L’attuale Bologna non è poi così diverso da quello del decimo posto 2018-2019 o da quello che riuscì ad essere più forte dell’assenza del suo mister solo dodici mesi fa. Cosa gli manca, allora, per tornare a percorrere il solco di un campionato magari poco entusiasmante (salvo alcune parentesi composte da vittorie prestigiose o spettacolari) ma lontano dalle critiche e dagli affanni?
Un po’ di esperienza, forse. Sì perché nel primo BFC di Mihajlovic trovavano posto Poli, Dzemaili, Palacio, gli stessi Destro e Santander. Ora ‘El Ropero’ è k.o., Blerim gioca nello Zurigo, Mattia vive la sua nuova giovinezza tra le calli di De André, il capitano ha perso il posto (perché se anche gli infortuni lo avessero graziato, trovare spazio nell’attuale mediana rossoblù è diventato complicato) e Rodrigo, da un mesetto, è passato da trascinatore dell’attacco a chioccia che, dalle retrovie, deve formare Barrow, il nuovo che avanza.

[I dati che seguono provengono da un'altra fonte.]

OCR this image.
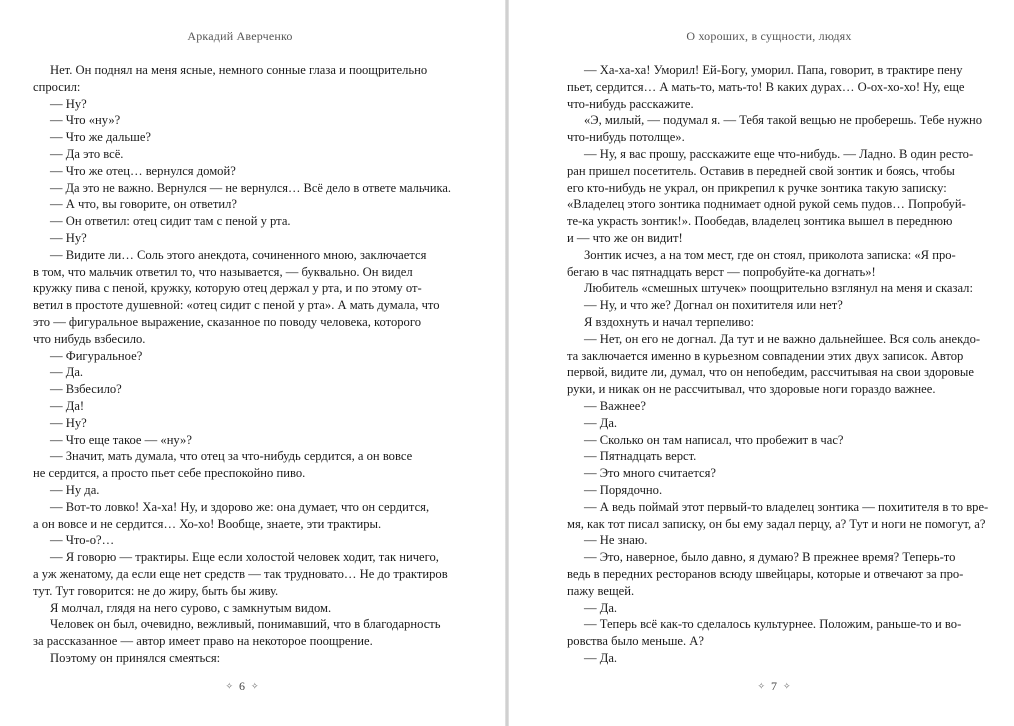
Аркадий Аверченко
Нет. Он поднял на меня ясные, немного сонные глаза и поощрительно
спросил:
— Ну?
— Что «ну»?
— Что же дальше?
— Да это всё.
— Что же отец… вернулся домой?
— Да это не важно. Вернулся — не вернулся… Всё дело в ответе мальчика.
— А что, вы говорите, он ответил?
— Он ответил: отец сидит там с пеной у рта.
— Ну?
— Видите ли… Соль этого анекдота, сочиненного мною, заключается
в том, что мальчик ответил то, что называется, — буквально. Он видел
кружку пива с пеной, кружку, которую отец держал у рта, и по этому от-
ветил в простоте душевной: «отец сидит с пеной у рта». А мать думала, что
это — фигуральное выражение, сказанное по поводу человека, которого
что нибудь взбесило.
— Фигуральное?
— Да.
— Взбесило?
— Да!
— Ну?
— Что еще такое — «ну»?
— Значит, мать думала, что отец за что-нибудь сердится, а он вовсе
не сердится, а просто пьет себе преспокойно пиво.
— Ну да.
— Вот-то ловко! Ха-ха! Ну, и здорово же: она думает, что он сердится,
а он вовсе и не сердится… Хо-хо! Вообще, знаете, эти трактиры.
— Что-о?…
— Я говорю — трактиры. Еще если холостой человек ходит, так ничего,
а уж женатому, да если еще нет средств — так трудновато… Не до трактиров
тут. Тут говорится: не до жиру, быть бы живу.
Я молчал, глядя на него сурово, с замкнутым видом.
Человек он был, очевидно, вежливый, понимавший, что в благодарность
за рассказанное — автор имеет право на некоторое поощрение.
Поэтому он принялся смеяться:
✧ 6 ✧
О хороших, в сущности, людях
— Ха-ха-ха! Уморил! Ей-Богу, уморил. Папа, говорит, в трактире пену
пьет, сердится… А мать-то, мать-то! В каких дурах… О-ох-хо-хо! Ну, еще
что-нибудь расскажите.
«Э, милый, — подумал я. — Тебя такой вещью не проберешь. Тебе нужно
что-нибудь потолще».
— Ну, я вас прошу, расскажите еще что-нибудь. — Ладно. В один ресто-
ран пришел посетитель. Оставив в передней свой зонтик и боясь, чтобы
его кто-нибудь не украл, он прикрепил к ручке зонтика такую записку:
«Владелец этого зонтика поднимает одной рукой семь пудов… Попробуй-
те-ка украсть зонтик!». Пообедав, владелец зонтика вышел в переднюю
и — что же он видит!
Зонтик исчез, а на том мест, где он стоял, приколота записка: «Я про-
бегаю в час пятнадцать верст — попробуйте-ка догнать»!
Любитель «смешных штучек» поощрительно взглянул на меня и сказал:
— Ну, и что же? Догнал он похитителя или нет?
Я вздохнуть и начал терпеливо:
— Нет, он его не догнал. Да тут и не важно дальнейшее. Вся соль анекдо-
та заключается именно в курьезном совпадении этих двух записок. Автор
первой, видите ли, думал, что он непобедим, рассчитывая на свои здоровые
руки, и никак он не рассчитывал, что здоровые ноги гораздо важнее.
— Важнее?
— Да.
— Сколько он там написал, что пробежит в час?
— Пятнадцать верст.
— Это много считается?
— Порядочно.
— А ведь поймай этот первый-то владелец зонтика — похитителя в то вре-
мя, как тот писал записку, он бы ему задал перцу, а? Тут и ноги не помогут, а?
— Не знаю.
— Это, наверное, было давно, я думаю? В прежнее время? Теперь-то
ведь в передних ресторанов всюду швейцары, которые и отвечают за про-
пажу вещей.
— Да.
— Теперь всё как-то сделалось культурнее. Положим, раньше-то и во-
ровства было меньше. А?
— Да.
✧ 7 ✧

Persino De Silvestri, arrivato in estate per assicurare al pacchetto difensivo la maturità e l’affidabilità necessaria, sta venendo panchinato con regolarità.
Oltre a Danilo, finora intoccabile, un altro ‘grande vecchio’ che potrebbe giocarsi le sue chance dal primo minuto è Medel, ma i suoi continui acciacchi hanno spalancato la strada a rimpiazzi molto più giovani di lui. Insomma, chi per un motivo, chi per l’altro, i calciatori dal curriculum più corposo stanno calcando il terreno sempre più di rado. E il compito di trascinare lontano il più in fretta possibile i felsinei da zone paludose di classifica, quelle che si pensava di aver abbandonato ormai definitivamente, sta poggiando per gran parte su ragazzi under 25.
Considerati i ben noti difetti di questa squadra, che pur senza demeritare palesemente contro – quasi – nessun avversario incappa spesso e volentieri in sbavature tanto ingenue quanto determinanti, si può davvero pensare di continuare a rinunciare a giocatori che, nei momenti più delicati della gara, saprebbero gestire il pallone con più scafata furbizia e motivare i compagni quando ciò che conta di più è stringere i denti tutti insieme?
D’altronde, a livello di organico, è soltanto il progressivo abbassamento dell’età media la differenza che più salta agli occhi rispetto al primo Bologna di Mihajlovic. Se invece questo gruppo stesse lasciando in panchina o addirittura negli spogliatoi qualcosa legato allo spirito, come le motivazioni, la fame, l’adrenalina e l’orgoglio dei primi tempi, allora il discorso sarebbe diverso. E sarebbe molto più grave.